• Factors in Successful Learning by Gene Whitt

    * Time of year

    Summer flying gives longer days but does not provide the most desirable range of experience. Aircraft are more available in the late fall and winter. Darkness in early morning and early evening is a problem. Learning to fly during the worst weather periods is the best way to maintain your attention to the vagaries that affect flying. Learn in the fall or winter; enjoy in the summer.

    * Schedule

    You should not even consider learning to fly unless you can allocate at least two or three flying periods a week. Each period should include travel time and two scheduled flight hours. Actual engine time will be about one hour + 15 minutes. Two hours of study time must be planned for every hour of flying.

    * Finances

    Do not begin flying until money is set aside just for flying. The first twenty hours of learning to fly will be the most concentrated cash-outflow you will face unless you buy an airplane.

    * Weight

    If our weight requires the use of a C-172 as a trainer the cost per flight hour will be more. The increased cost is somewhat offset by the time saved meeting cross-country requirements and enroute time to local airports.

    *Ground School

    There is no reason that a person should not be able to self-study ground school with about 3-5 hours of tutoring. I do not charge for such time.

    * Preparation

    Don't fly if you are not prepared for a lesson. You will get the most bang for your bucks by being prepared. Even the best instruction cannot fully compensate for lack of preparation.


    Commitment to Flying


    * You must be able to give priority to the time and energy required for learning to fly. If you can't or won't establish the priority, don't start. You must keep ahead of the flight program with your reading and preparation. You must not allow money to become a detriment to your commitment. Flying is not cheap and will not become any less expensive as you continue.

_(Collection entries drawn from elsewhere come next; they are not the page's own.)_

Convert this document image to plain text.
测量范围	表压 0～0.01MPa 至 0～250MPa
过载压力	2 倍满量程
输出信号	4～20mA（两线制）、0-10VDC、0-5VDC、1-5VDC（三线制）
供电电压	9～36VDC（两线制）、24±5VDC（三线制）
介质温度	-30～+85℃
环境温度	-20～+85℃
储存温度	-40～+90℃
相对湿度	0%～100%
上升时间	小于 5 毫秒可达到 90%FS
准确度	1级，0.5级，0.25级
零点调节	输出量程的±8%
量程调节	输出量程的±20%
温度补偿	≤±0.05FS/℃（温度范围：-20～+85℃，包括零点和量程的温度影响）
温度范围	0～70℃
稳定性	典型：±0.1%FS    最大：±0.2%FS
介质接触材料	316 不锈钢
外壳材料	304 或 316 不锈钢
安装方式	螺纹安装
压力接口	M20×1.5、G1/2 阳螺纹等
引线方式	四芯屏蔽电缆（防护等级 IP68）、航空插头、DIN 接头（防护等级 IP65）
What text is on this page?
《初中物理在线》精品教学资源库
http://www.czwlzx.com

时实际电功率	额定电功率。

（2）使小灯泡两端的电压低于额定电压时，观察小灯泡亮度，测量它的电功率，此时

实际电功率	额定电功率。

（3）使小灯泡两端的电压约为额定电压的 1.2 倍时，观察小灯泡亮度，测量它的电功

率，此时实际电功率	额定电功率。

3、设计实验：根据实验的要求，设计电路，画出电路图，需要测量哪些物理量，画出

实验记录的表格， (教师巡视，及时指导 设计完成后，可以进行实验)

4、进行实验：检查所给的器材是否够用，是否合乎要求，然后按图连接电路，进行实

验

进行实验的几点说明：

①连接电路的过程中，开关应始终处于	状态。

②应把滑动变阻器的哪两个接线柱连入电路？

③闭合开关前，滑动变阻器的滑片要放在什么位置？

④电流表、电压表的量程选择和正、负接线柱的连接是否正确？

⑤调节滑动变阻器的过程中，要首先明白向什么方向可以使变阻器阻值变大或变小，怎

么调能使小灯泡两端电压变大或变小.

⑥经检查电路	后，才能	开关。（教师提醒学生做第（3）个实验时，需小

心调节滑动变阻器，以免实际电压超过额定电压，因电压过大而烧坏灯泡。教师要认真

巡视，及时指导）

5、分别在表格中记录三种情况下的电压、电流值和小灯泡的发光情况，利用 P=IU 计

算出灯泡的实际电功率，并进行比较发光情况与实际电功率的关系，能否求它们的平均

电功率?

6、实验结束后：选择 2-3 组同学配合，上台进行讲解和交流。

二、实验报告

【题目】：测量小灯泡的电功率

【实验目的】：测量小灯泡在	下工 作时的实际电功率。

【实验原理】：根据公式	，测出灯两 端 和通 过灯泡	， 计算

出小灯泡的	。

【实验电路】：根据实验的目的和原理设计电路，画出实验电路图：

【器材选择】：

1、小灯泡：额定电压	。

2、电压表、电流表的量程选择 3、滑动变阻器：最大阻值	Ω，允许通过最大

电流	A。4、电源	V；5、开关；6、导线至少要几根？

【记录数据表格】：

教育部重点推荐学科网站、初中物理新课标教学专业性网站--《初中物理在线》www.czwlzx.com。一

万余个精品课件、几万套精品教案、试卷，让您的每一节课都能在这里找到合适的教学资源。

    * Your life ambition must be to become an old pilot.

    * Being a pilot is a state of mind; a personality. A pilot's attitude, not just experience makes for excellence. Excellence is a quality standard in flying sought but not often achieved. Desire must be there but unless it is accompanied by application there will be no progress.

    * The good pilot is able resist the temptation to do something unsafe, illegal, or stupid. The temptations will always exist.

    * A good pilot will not fly in aircraft or conditions beyond his capability or certification.

    * A good pilot does not ignore the FARs. The FAA looks to the pilot to answer for any violations. Sometimes a magnifying glass is used.

    * A good pilot is always a student, striving to make every maneuver a bit more precise than the one before.

    * A good pilot knows his equipment, its limitations and how to handle its malfunctions.

    * ATC can determine much about a pilot by how well he utilizes the system and the required communications. Always admit when you have a problem.

    * A requirement of being a pilot is in knowing the FAR rules that apply to your rating, your responsibilities, and the flight involved.

    * An instructor can only show you the way to the required learning. It is your responsibility to know what you need to know and to confirm that you get it. This is the most difficult area of student responsibility. Flying the plane is a relatively minor part of what you need to know.

    * The best time to get involved in an activity is before interest in it peaks.

    * Being a pilot is a state of mind; a personality. A pilot's attitude, makes for excellence. Excellence is a quality standard in flying sought but not often achieved. Desire must be there but unless it is accompanied by application there will be no progress.